Sur les photos, nous posons à côté du TGV que nous prenons pour la première fois. Nous nous émerveillons de la taille de l’écran du cinéma Le Grand Rex. Nous utilisons l’expression «monter à la capitale», même si, géographiquement, nous descendons. Cet été-là, il avait aussi fait très chaud. Je me souviens d’un léger mal de tête qui ne m’avait pas quittée. J’avais lu que le manque d’hydratation pouvait provoquer cela. C’était l’âge des lieux incontournables plutôt que des curiosités hors des sentiers battus. Grâce à nos pass culturels achetés à la gare, nous avions évité des files interminables au Château de Versailles. Epoque de la vie devant soi.

« Les veines et les muscles des statues de marbre nous rappellent que la chair ne fait pas le poids face à la pierre. »

Aujourd’hui, voilà que j’entre avec la même facilité au Louvre mais avec un quart de siècle en plus dans la vue. Je suis invitée, dans le cadre d’un projet littéraire, à écrire un poème sur le lieu. Madeleine de Proust dès les premières marches des escaliers de la cour Puget. Une lumière généreuse jaillit de la verrière. J’imagine la cohue autour de la Vénus de Milo et je savoure le calme dans cette aile du bâtiment. Les veines et les muscles des statues de marbre nous rappellent que la chair ne fait pas le poids face à la pierre.

Comme lors de chaque halte dans des lieux patrimoniaux, je suis traversée par des sensations très contrastées. Fascination face au génie créateur. Humilité par rapport à la profusion des œuvres et leur inscription dans le temps long. Souhait sincère que le plus grand nombre puisse goûter à ce vertige, puisse être saisi par ces chocs esthétiques, cette beauté aux mille matières. Mais aussi conscience des contextes historiques, connaissance des débats sur la restitution de certaines pièces. Je me souviens de cette étrange et subite nausée qui m’avait obligée à m’asseoir à la fin d’une visite du Musée de Tervuren. Perte du regard naïf de l’enfant qui s’extasie devant les animaux empaillés.

« Si rien n’échappe à l’érosion, pourquoi lutter ainsi contre elle?« 

Je liste des mots que j’utilise peu et qui sonnent merveilleusement à mon oreille: porphyre, serpentine, candélabre, bonbonnière… J’en apprends de nouveaux, comme situle ou diorite.

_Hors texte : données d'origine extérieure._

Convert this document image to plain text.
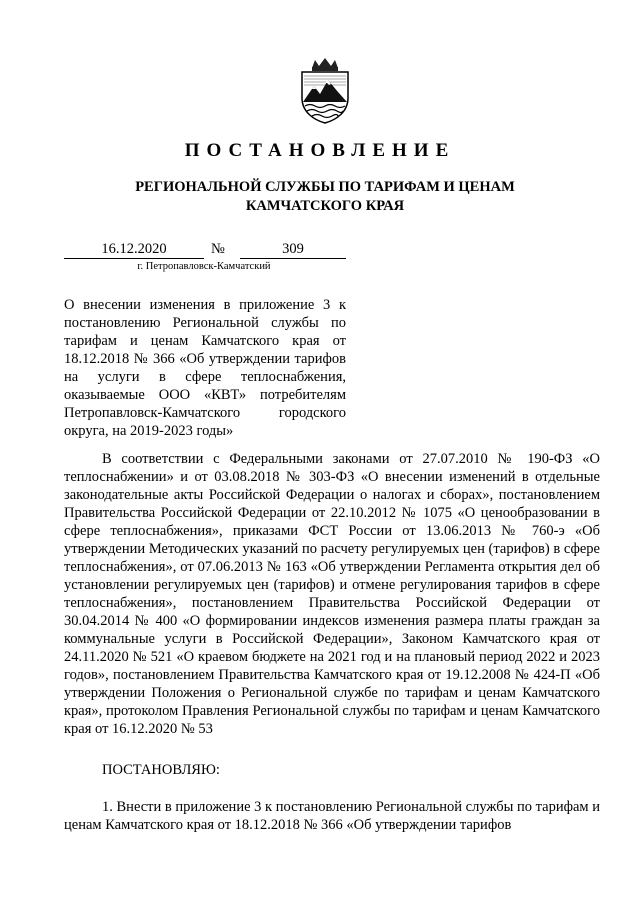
ПОСТАНОВЛЕНИЕ
РЕГИОНАЛЬНОЙ СЛУЖБЫ ПО ТАРИФАМ И ЦЕНАМ
КАМЧАТСКОГО КРАЯ
16.12.2020	№	309
г. Петропавловск-Камчатский
О внесении изменения в приложение 3 к постановлению Региональной службы по тарифам и ценам Камчатского края от 18.12.2018 № 366 «Об утверждении тарифов на услуги в сфере теплоснабжения, оказываемые ООО «КВТ» потребителям Петропавловск-Камчатского городского округа, на 2019-2023 годы»
В соответствии с Федеральными законами от 27.07.2010 № 190-ФЗ «О теплоснабжении» и от 03.08.2018 № 303-ФЗ «О внесении изменений в отдельные законодательные акты Российской Федерации о налогах и сборах», постановлением Правительства Российской Федерации от 22.10.2012 № 1075 «О ценообразовании в сфере теплоснабжения», приказами ФСТ России от 13.06.2013 № 760-э «Об утверждении Методических указаний по расчету регулируемых цен (тарифов) в сфере теплоснабжения», от 07.06.2013 № 163 «Об утверждении Регламента открытия дел об установлении регулируемых цен (тарифов) и отмене регулирования тарифов в сфере теплоснабжения», постановлением Правительства Российской Федерации от 30.04.2014 № 400 «О формировании индексов изменения размера платы граждан за коммунальные услуги в Российской Федерации», Законом Камчатского края от 24.11.2020 № 521 «О краевом бюджете на 2021 год и на плановый период 2022 и 2023 годов», постановлением Правительства Камчатского края от 19.12.2008 № 424-П «Об утверждении Положения о Региональной службе по тарифам и ценам Камчатского края», протоколом Правления Региональной службы по тарифам и ценам Камчатского края от 16.12.2020 № 53
ПОСТАНОВЛЯЮ:
1. Внести в приложение 3 к постановлению Региональной службы по тарифам и ценам Камчатского края от 18.12.2018 № 366 «Об утверждении тарифов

J’ai oublié d’emporter un carnet. Je prends des notes sur les feuillets offerts dans ma chambre d’hôtel, avec le crayon ordinaire et la bouteille d’eau. Casque sur les oreilles, je marche en écoutant un album planant de Max Richter, Voyager, qu’un lecteur de ce magazine m’a fait découvrir il y a quelques mois et qui m’accompagne souvent, depuis. Comme un refuge. Volume faible. J’entends toujours le craquement du parquet foulé par les milliers de pas. Je m’imagine des fils précieux tendus entre des détails semblables, de toile en toile. Une histoire des sandales, une histoire des poignards, une histoire des diadèmes… Je lève les yeux vers les plafonds, m’arrête, sens la tension dans la nuque. Vie luxuriante qui nous échappe si on ne prend pas le parti de la contemplation. Craquelures qui rassurent et effraient. Si rien n’échappe à l’érosion, pourquoi lutter ainsi contre elle?

J’en oublierais presque la présence des enfants. Un petit garçon grimpe sur le dos de son frère pour photographier la Joconde. Travail d’équipe. Pyramide de joie. Je repense à ma sœur et à nos jeux de jadis. Un autre, près de la sortie, glisse au sol et son père, exaspéré, au lieu de le consoler, lui décoche un coup de pied sur les fesses lorsque celui-ci se redresse. Scène de violence ordinaire. Le langage non verbal est encore plus saillant avec cette musique sans mots sur les oreilles. Ai-je bien vu? Déjà la famille est happée par le flot des visiteurs et disparaît. Sur un panneau, quelques minutes plus tôt, j’avais pu lire ceci: «Merci d’être courtois avec le personnel du musée.»